Women have yet to reach equality with men in any country, but they come closest in Sweden, followed by Finland and then the United States, a study by a private population group concludes.

"The world's poorest women are not merely poor. They live on the edge of subsistence. They are economically dependent and vulnerable, politically and legally powerless," said Sharon L. Camp, vice president of the committee which studies population issues.Scoring well in many categories, particularly in social equality and employment opportunities, Sweden was ranked first in women's status. Finland was listed as No. 2, while the United States placed third, doing particularly well in providing educational opportunities for women. No country managed to be listed as "excellent," however.

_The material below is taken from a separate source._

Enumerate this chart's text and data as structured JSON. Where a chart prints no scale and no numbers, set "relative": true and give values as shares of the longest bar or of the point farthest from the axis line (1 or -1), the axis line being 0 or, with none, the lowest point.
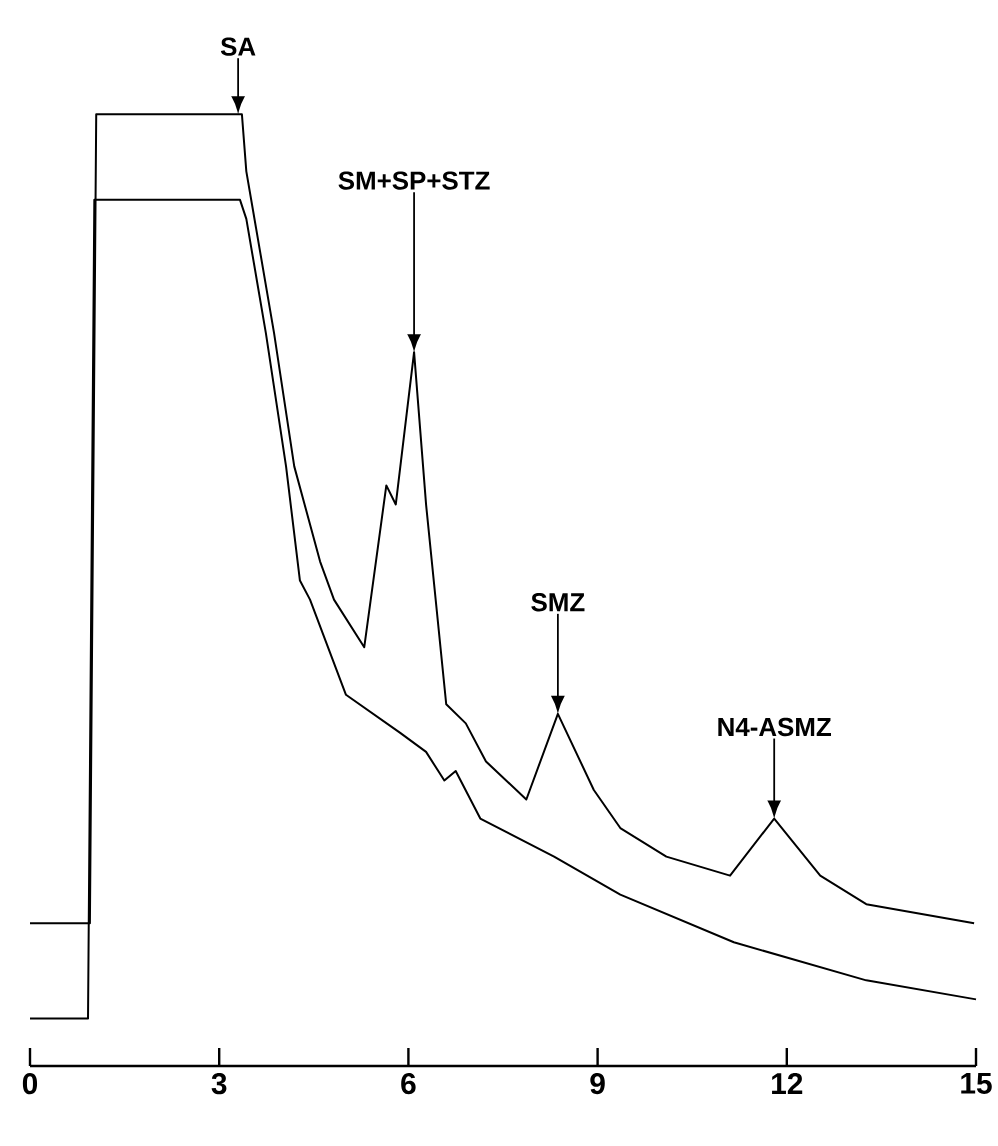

Sweden led the "very good" section and was joined by Finland, the United States, East Germany, Norway, Canada and Denmark.

Bangladesh finished a distant last, with Mali, Afghanistan, North Yemen and Pakistan rounding out the bottom five.

The ratings are based on measures of women's status in health, marriage and children, education, employment and social equality.

Nowhere do women enjoy equal status with men, the report said.

"But in the least developed countries of Africa, the Middle East, Asia and Latin America, crushing poverty overlaid with longstanding patterns of discrimination create living conditions for women almost too harsh to imagine," the report said.

Here are some of the areas of women's status:

-Health: This category included infant and child mortality, mortality of women in their childbearing years and life expectancy. Finland was the top-ranked with a rating of 20. Austria and France were close at 19.5. The United States scored 19.

Marriage and Children: This ranking was based on the percent of women who marry while still adolescents, national fertility rate, prevalence of contraceptive use and ratio of widows and divorced women heading households.

-Education: This category covered school and college enrollment of women, percentage of women teachers and differences in literacy rates between men and women. The United States ranked first at 18.5 points, followed by Jamaica with 18. Sweden managed only 15.5 here.

-Employment: The employment category was based on the percentage of women working for pay, the share who are self-employed and the number in technical and professional occupations. Sweden was tops in women's employment at 14.5 points, followed by East Germany at 13.5 and Mozambique and the Soviet Union at 12.5 each. The United States scored 10.

-Social Equality: This category generally measured women's political and legal equality with men, the degree to which they can expect equal treatment in the workplace, property rights, rights in divorce and protection from discrimination. Finland and Sweden were tops with 18.5 points each. The United States managed 16.5.